Step 3: Where Am I Going with This?
This is often a big pile of questions that I ask myself to make sure I have a plan beyond the next few doses of pain-killers.
Patients will have pain which generally falls into one of three categories – acute pain, chronic pain and acute-on-chronic pain. Is my plan to get them through the next few days and then return them to a fully pain-free state? Will I need to establish them back on their standard chronic pain regimen? Do they have chronic pain which is getting worse?
If their pain is getting worse, why might that be? Is there anything I could do to improve things (often catheters, drains etc can be a big source of pain)?

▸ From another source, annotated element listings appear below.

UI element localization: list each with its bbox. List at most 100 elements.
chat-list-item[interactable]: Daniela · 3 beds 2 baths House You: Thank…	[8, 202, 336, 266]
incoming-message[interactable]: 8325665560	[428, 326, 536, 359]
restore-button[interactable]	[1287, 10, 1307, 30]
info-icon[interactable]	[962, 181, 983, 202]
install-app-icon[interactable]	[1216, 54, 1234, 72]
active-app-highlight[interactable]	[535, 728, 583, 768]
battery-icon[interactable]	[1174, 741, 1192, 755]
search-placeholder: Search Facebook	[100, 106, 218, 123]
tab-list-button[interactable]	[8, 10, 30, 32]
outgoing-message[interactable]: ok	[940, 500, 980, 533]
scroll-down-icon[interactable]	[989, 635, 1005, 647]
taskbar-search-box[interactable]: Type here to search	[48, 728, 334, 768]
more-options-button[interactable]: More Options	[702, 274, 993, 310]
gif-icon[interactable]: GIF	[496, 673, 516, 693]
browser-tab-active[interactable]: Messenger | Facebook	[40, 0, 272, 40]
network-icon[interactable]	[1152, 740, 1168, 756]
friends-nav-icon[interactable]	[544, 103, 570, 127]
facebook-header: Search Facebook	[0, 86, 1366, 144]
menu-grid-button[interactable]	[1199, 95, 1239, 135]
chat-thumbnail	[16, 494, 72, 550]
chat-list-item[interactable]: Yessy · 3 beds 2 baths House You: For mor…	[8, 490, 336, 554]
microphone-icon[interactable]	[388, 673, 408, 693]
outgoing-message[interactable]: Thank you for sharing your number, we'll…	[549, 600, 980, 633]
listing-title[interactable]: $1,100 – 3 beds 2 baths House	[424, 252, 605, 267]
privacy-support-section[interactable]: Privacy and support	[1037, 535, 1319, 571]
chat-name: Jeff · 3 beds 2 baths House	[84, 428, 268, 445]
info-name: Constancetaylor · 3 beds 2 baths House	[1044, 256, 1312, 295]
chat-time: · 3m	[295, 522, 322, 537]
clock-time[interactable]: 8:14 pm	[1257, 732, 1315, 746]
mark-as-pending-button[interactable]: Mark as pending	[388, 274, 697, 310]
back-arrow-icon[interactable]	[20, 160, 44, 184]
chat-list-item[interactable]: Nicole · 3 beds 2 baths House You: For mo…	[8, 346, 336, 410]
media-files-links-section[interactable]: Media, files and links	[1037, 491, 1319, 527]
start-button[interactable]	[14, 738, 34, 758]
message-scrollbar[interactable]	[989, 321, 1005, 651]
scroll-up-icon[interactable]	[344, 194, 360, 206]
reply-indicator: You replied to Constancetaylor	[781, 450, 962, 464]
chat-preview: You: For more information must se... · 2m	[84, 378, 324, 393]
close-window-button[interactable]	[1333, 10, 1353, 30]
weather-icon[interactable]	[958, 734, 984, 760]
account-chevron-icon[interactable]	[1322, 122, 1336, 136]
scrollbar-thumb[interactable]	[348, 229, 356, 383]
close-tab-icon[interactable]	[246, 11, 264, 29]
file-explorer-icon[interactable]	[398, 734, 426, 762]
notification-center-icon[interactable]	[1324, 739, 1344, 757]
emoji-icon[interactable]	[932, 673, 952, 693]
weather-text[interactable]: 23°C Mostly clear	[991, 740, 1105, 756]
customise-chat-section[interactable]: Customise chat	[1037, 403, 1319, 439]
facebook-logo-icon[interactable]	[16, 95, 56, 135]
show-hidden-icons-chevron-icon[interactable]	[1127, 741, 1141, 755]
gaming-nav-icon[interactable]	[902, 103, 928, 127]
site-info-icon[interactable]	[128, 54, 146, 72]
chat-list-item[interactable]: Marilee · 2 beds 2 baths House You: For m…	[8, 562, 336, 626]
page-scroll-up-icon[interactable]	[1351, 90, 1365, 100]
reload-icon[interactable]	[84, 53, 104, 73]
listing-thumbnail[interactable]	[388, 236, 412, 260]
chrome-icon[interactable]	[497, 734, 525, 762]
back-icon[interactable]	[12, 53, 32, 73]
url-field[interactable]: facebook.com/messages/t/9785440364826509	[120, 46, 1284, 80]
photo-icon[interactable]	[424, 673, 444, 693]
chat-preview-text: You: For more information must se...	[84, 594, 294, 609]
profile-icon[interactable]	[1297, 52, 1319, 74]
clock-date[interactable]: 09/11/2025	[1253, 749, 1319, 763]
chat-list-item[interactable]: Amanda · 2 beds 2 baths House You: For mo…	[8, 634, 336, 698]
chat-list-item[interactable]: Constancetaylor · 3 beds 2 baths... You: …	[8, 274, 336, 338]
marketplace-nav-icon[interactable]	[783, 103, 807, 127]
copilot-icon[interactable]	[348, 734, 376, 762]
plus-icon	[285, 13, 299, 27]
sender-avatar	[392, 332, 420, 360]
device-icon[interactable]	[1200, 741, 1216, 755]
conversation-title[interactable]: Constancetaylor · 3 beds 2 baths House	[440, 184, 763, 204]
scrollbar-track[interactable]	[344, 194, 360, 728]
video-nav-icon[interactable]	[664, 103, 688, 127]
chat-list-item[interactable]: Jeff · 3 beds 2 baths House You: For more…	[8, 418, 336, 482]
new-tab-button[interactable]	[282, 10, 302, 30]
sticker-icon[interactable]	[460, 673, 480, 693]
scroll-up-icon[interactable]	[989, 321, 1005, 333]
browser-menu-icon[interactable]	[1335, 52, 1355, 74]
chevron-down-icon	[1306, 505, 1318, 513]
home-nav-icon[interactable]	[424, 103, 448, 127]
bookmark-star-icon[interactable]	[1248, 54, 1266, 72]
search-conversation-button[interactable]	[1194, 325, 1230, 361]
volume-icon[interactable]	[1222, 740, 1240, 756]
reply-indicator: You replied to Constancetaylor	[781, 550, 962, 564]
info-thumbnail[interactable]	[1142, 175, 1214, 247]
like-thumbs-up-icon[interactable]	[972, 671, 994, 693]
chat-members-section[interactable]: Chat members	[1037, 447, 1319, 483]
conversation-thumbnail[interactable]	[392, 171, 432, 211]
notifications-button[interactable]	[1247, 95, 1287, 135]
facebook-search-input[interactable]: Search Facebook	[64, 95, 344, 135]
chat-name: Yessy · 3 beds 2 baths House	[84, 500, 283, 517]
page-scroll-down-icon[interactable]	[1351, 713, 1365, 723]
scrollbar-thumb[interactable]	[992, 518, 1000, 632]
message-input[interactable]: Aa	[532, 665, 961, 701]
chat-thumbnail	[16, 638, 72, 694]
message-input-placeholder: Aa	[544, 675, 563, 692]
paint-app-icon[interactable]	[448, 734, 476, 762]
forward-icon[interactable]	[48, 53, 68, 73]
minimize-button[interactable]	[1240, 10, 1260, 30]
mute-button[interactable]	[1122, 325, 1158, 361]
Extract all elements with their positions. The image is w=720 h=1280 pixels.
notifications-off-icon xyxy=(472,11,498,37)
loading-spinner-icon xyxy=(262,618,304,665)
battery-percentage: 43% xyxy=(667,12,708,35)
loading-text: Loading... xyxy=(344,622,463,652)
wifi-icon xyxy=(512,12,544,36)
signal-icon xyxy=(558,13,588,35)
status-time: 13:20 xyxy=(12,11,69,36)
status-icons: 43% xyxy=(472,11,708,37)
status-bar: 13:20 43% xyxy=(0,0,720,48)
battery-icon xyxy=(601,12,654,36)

Do I need help or support in making this decision?
I think twice, three times and then four times about starting someone on long-term opioid medications – even if your intentions are honourable, patients who are discharged home on long-acting opioids might end up on them for a long time! Equally, I would never soldier on trying to manage a patient with chronic pain without calling in some experts – these are patients with complex needs who often need other interventions to go alongside the pharmacology.

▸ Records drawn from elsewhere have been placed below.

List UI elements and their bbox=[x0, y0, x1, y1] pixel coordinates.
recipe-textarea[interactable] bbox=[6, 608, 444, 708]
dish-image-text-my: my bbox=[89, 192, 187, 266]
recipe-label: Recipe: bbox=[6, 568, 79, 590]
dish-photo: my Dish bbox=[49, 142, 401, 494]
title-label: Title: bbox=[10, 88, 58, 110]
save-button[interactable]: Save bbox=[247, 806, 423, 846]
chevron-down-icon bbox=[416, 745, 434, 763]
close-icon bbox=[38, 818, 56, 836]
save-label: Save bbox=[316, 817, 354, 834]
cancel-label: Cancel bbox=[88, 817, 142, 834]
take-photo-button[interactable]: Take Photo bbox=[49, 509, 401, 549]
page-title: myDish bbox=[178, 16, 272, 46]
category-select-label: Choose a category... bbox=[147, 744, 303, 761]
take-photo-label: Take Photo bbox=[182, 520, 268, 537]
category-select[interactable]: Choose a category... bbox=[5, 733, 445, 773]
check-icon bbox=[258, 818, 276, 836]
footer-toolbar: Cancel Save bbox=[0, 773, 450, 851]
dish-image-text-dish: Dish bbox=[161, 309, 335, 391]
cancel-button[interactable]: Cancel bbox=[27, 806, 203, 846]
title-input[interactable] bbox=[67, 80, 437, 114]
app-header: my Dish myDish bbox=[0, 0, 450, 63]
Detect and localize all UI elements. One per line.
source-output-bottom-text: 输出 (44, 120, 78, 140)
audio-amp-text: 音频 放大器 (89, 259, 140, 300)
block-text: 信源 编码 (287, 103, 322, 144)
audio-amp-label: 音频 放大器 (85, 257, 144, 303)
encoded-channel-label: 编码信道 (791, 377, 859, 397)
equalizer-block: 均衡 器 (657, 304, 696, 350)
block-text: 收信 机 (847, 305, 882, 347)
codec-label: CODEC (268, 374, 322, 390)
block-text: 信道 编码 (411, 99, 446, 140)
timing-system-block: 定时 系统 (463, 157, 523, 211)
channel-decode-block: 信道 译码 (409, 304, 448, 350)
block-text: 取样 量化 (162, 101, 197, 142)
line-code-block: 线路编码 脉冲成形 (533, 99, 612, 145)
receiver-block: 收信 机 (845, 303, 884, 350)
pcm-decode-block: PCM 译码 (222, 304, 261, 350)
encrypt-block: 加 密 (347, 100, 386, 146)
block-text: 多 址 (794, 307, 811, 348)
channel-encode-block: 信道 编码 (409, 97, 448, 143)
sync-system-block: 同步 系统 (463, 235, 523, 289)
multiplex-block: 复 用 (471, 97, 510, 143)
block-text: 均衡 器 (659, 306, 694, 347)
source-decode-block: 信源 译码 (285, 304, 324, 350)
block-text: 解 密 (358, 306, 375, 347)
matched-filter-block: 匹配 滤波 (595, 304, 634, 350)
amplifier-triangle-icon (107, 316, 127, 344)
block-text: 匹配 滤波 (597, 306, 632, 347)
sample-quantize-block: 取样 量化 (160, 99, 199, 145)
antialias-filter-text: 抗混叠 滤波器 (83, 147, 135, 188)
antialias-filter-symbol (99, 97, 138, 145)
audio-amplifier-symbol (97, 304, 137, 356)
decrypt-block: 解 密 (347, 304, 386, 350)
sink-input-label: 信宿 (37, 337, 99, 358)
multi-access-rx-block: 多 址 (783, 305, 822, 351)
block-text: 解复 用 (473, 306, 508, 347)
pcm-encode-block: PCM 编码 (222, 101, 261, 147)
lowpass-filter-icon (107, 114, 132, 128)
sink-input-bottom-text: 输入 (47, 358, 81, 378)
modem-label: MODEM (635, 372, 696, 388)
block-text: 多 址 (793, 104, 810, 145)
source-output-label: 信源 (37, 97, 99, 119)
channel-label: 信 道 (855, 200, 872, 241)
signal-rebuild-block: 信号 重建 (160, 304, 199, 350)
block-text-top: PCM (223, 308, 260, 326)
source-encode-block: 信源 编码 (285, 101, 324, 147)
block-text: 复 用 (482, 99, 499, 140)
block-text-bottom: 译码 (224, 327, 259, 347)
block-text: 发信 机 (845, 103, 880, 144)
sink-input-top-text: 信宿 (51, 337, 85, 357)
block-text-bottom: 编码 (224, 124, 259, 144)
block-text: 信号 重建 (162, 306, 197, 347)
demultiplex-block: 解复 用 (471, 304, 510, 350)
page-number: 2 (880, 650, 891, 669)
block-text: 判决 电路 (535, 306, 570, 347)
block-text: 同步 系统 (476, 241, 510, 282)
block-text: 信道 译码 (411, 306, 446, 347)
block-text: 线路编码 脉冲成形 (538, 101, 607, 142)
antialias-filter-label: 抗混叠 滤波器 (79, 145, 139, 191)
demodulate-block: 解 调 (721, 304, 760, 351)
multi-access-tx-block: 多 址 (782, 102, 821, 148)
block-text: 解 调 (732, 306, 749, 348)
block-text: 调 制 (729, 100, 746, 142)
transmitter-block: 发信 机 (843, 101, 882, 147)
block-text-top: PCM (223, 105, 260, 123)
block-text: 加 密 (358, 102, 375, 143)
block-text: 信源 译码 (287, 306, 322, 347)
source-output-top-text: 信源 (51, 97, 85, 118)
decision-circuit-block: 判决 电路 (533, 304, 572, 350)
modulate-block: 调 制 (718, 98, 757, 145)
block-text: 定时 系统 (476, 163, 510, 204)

Step 4: Can I Foresee Any Problems?
These fall into a handful of categories, which I’ve handily partitioned up:
1. Side-effects – our patient might well become nauseated or constipated as a result of our prescription, so be ready to review and potentially treat side-effects. If their bowel isn’t working wonderfully already are we sure we want to throw more fuel on the fire? Or cause decompensation of their type 2 respiratory failure? Equally disorientation and confusion are common – is this already an issue? If so we might make it worse and cause other management problems. This leads handily onto…
2. Physical safety – will there be someone around to help keep an eye on our patient if they’re on potentially sedating medications? Will serious side-effects be picked up in time with the current observations frequency? Are there enough staff on the ward to manage if our patient becomes more confused? This will often form part of your mini-MDT with the ward staff about what is best for the patient.

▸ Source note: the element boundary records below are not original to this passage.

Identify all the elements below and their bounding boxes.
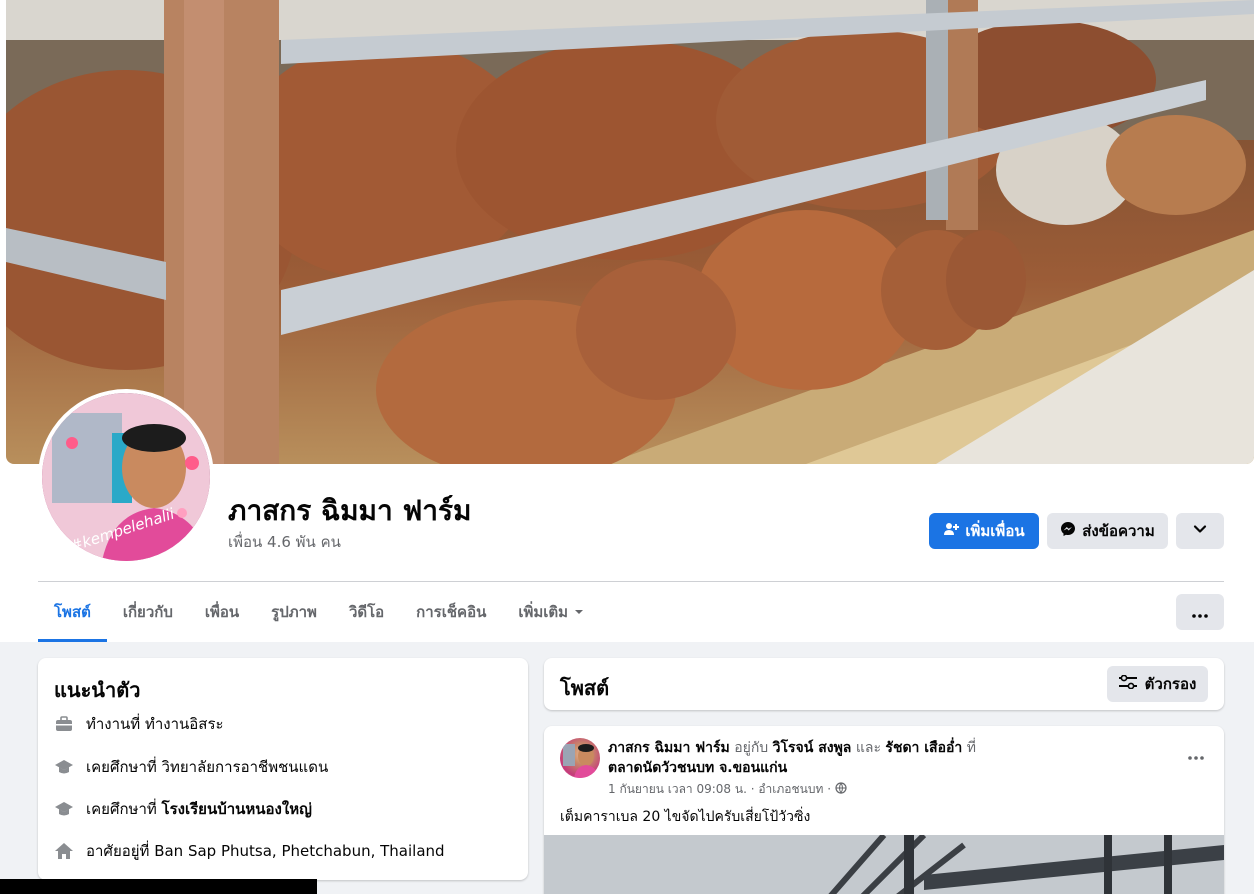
intro-item-work: ทำงานที่ ทำงานอิสระ (54, 712, 224, 736)
sliders-icon (1118, 674, 1137, 693)
intro-item-lives-in: อาศัยอยู่ที่ Ban Sap Phutsa, Phetchabun,… (54, 839, 445, 863)
intro-prefix: อาศัยอยู่ที่ (86, 842, 155, 860)
tab-label: เพื่อน (204, 603, 240, 621)
profile-tabs: โพสต์ เกี่ยวกับ เพื่อน รูปภาพ วิดีโอ การ… (38, 582, 600, 642)
post-timestamp[interactable]: 1 กันยายน เวลา 09:08 น. · อำเภอชนบท · (608, 780, 831, 799)
tab-label: รูปภาพ (271, 603, 317, 621)
tab-posts[interactable]: โพสต์ (38, 582, 107, 642)
intro-title: แนะนำตัว (54, 678, 141, 702)
ellipsis-icon (1192, 603, 1208, 622)
intro-item-education-2: เคยศึกษาที่ โรงเรียนบ้านหนองใหญ่ (54, 797, 312, 821)
chevron-down-icon (1193, 522, 1207, 540)
post-author-avatar[interactable] (560, 738, 600, 778)
intro-value[interactable]: Ban Sap Phutsa, Phetchabun, Thailand (154, 842, 444, 860)
profile-avatar[interactable]: #kempelehalii (38, 389, 214, 565)
briefcase-icon (54, 714, 74, 734)
post-header-text: ภาสกร ฉิมมา ฟาร์ม อยู่กับ วิโรจน์ สงพูล … (608, 738, 1168, 778)
tab-friends[interactable]: เพื่อน (189, 582, 255, 642)
home-icon (54, 841, 74, 861)
post-author-name[interactable]: ภาสกร ฉิมมา ฟาร์ม (608, 740, 730, 756)
tab-checkins[interactable]: การเช็คอิน (400, 582, 502, 642)
filter-button[interactable]: ตัวกรอง (1107, 666, 1208, 702)
taskbar-fragment (0, 879, 317, 894)
filter-label: ตัวกรอง (1144, 675, 1197, 693)
more-actions-button[interactable] (1176, 513, 1224, 549)
intro-item-education-1: เคยศึกษาที่ วิทยาลัยการอาชีพชนแดน (54, 755, 328, 779)
add-friend-label: เพิ่มเพื่อน (965, 522, 1025, 540)
post-photo-illustration (544, 835, 1224, 894)
posts-header-card: โพสต์ ตัวกรอง (544, 658, 1224, 710)
intro-prefix: เคยศึกษาที่ (86, 758, 162, 776)
tab-label: วิดีโอ (348, 603, 385, 621)
posts-title: โพสต์ (560, 676, 610, 700)
post-body-text: เต็มคาราเบล 20 ไขจัดไปครับเสี่ยโป้วัวซิ่… (560, 809, 811, 825)
post-options-button[interactable] (1188, 744, 1204, 765)
tab-label: การเช็คอิน (416, 603, 487, 621)
messenger-icon (1060, 521, 1076, 541)
message-button[interactable]: ส่งข้อความ (1047, 513, 1168, 549)
add-friend-button[interactable]: เพิ่มเพื่อน (929, 513, 1039, 549)
intro-value[interactable]: โรงเรียนบ้านหนองใหญ่ (162, 800, 312, 818)
post-and-text: และ (851, 740, 886, 756)
post-meta: 1 กันยายน เวลา 09:08 น. · อำเภอชนบท · (608, 780, 847, 799)
intro-card: แนะนำตัว ทำงานที่ ทำงานอิสระ เคยศึกษาที่… (38, 658, 528, 880)
post-with-text: อยู่กับ (729, 740, 773, 756)
intro-value[interactable]: ทำงานอิสระ (145, 715, 224, 733)
post-tag-1[interactable]: วิโรจน์ สงพูล (773, 740, 852, 756)
caret-down-icon (574, 603, 584, 621)
post-card: ภาสกร ฉิมมา ฟาร์ม อยู่กับ วิโรจน์ สงพูล … (544, 726, 1224, 894)
add-friend-icon (943, 521, 960, 541)
intro-value[interactable]: วิทยาลัยการอาชีพชนแดน (162, 758, 329, 776)
post-location[interactable]: ตลาดนัดวัวชนบท จ.ขอนแก่น (608, 760, 787, 776)
tabs-more-options-button[interactable] (1176, 594, 1224, 630)
message-label: ส่งข้อความ (1082, 522, 1155, 540)
tab-about[interactable]: เกี่ยวกับ (107, 582, 189, 642)
tab-videos[interactable]: วิดีโอ (333, 582, 400, 642)
post-tag-2[interactable]: รัชดา เสืออ่ำ (885, 740, 962, 756)
intro-prefix: ทำงานที่ (86, 715, 145, 733)
tab-label: เพิ่มเติม (518, 603, 569, 621)
graduation-cap-icon (54, 799, 74, 819)
tab-photos[interactable]: รูปภาพ (255, 582, 333, 642)
intro-prefix: เคยศึกษาที่ (86, 800, 162, 818)
globe-icon (835, 782, 847, 797)
tab-label: เกี่ยวกับ (122, 603, 173, 621)
post-photo[interactable] (544, 835, 1224, 894)
post-at-text: ที่ (962, 740, 976, 756)
tab-more[interactable]: เพิ่มเติม (502, 582, 600, 642)
profile-name: ภาสกร ฉิมมา ฟาร์ม (228, 494, 472, 527)
graduation-cap-icon (54, 757, 74, 777)
ellipsis-icon (1188, 744, 1204, 765)
friends-count[interactable]: เพื่อน 4.6 พัน คน (228, 530, 341, 554)
tab-label: โพสต์ (54, 603, 91, 621)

3. Administration – some of the drugs above will need two members of staff to administer, some will only need one. This can significantly affect how promptly your patient can receive their pain relief!
If you’re struggling, most hospitals have access to a ‘pain team’ during normal hours and out-of-hours a good source of information will be the on-call anaesthetist. My advice would be to call them sooner rather than later, as it can be easy to get in a pickle!
Take Home Messages
So, in summary and true medical education style there are some key messages:
- Opioids aren’t always the answer to pain.
- Avoid drug-specific pitfalls by taking your time with selecting an opioid of choice.
- Think about your short-, medium- and longer-term analgesic plan.
- Keep your patients safe by considering side-effects and nursing care when prescribing opioids.
Overall: At all times ask yourself ‘do I need help with this?’.